Tongaat BRPs publish proposed rescue plans

30th November 2023 By: Darren Parker - Creamer Media Contributing Editor Online

The business rescue practitioners (BRPs) of sugar company Tongaat Hulett have published updated business rescue plans for the company and its subsidiaries, Voermol Feeds and Tongaat Hulett Sugar SA, focusing on two business rescue plan proposals.

Following the publication of a business rescue plan in May and the subsequent adjournment of the Section 151 meeting of creditors, the BRPs have been working closely with interested and affected parties towards securing a new strategic equity partner (SEP).

During July, Kagera Sugar was announced as the selected SEP. However, it has been announced that Kagera’s proposal cannot be considered at this time for various reasons, including a requirement in its proposal for exclusivity. Its proposal has therefore not been included in an additional amended business rescue plan.

To provide creditors with the best possible outcome, the BRPs have published two business rescue plans that outline two separate proposals by Mozambique conglomerate RGS Group and a group of entities referred to as the Vision Parties, comprised of Terris Sugar, Guma, Remoggo and Almoiz.

“The BRPs have consistently stated that business rescue is a creditor-driven process and that we are there to develop, facilitate and implement a plan which balances the interests of all stakeholders. In this context, we presented two amended business rescue plans today for creditors’ consideration,” the BRPs said in a joint statement, adding that they are confident that they are presenting fair and balanced business rescue plans under challenging circumstances.  

“Importantly, we want to highlight that these amended business rescue plans are substantially improved from those put forward by the bidders during the SEP process. This will result in improved outcomes for a variety of affected persons, particularly creditors and potentially shareholders,” the BRPs said.

Following these comments, creditors have been invited to vote in a pre-meeting proxy vote to determine the order in which the two plans will be considered at the formal meeting of creditors to be held on December 8.

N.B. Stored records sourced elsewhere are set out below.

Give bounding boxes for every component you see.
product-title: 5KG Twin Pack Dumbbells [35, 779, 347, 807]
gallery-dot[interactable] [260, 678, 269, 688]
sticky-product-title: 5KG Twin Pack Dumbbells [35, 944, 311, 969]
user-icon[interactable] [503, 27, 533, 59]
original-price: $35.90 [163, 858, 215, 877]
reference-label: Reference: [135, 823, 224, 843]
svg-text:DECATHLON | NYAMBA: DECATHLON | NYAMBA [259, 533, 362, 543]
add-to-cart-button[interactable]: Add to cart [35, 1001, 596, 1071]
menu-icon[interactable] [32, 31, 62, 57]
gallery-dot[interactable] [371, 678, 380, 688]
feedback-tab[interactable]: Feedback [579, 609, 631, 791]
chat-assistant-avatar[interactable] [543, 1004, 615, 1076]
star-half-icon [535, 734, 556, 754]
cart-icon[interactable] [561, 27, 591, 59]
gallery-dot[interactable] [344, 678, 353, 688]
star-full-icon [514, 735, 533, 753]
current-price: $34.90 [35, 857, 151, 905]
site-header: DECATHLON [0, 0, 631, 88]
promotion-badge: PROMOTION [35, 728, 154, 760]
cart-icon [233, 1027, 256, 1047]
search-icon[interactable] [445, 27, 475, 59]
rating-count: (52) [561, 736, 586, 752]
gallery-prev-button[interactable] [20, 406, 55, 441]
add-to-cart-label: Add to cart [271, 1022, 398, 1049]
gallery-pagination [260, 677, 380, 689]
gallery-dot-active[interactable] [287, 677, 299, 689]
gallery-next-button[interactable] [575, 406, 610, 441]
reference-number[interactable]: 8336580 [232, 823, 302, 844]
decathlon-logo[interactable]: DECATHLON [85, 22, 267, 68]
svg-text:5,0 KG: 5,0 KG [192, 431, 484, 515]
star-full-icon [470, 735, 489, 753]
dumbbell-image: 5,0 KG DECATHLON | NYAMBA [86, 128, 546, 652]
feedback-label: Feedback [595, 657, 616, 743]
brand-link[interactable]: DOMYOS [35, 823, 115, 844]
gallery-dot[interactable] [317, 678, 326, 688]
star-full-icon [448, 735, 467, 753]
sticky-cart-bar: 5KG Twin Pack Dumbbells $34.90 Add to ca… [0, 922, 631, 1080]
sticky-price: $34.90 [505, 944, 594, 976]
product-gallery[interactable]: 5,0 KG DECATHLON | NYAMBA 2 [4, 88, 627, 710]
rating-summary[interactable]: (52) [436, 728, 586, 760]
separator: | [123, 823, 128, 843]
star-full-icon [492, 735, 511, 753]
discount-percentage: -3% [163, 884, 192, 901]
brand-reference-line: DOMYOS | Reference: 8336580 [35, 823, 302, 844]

At this meeting of creditors, if the first plan voted on is not approved by the requisite majority of creditors, the second plan will be presented and voted on by creditors. If the first plan is approved and adopted, there will not be a vote on the second plan.

The RGS and Vision business rescue plans share a number of similarities. Among these is the purchase by RGS or Vision of secured claims and security entitlements, as well as the future conversion of those secured claims into equity, thereby substantially improving the solvency of Tongaat.

Both plans also feature an enhanced unsecured creditor distribution compared with a zero cents in the rand expected liquidation outcome.

In addition, both plans feature the continued listing of Tongaat on the JSE with existing shareholders remaining invested in the company, although with their shareholdings expected to be diluted – as opposed to a nil entitlement in either a liquidation, or sale of assets and business transaction.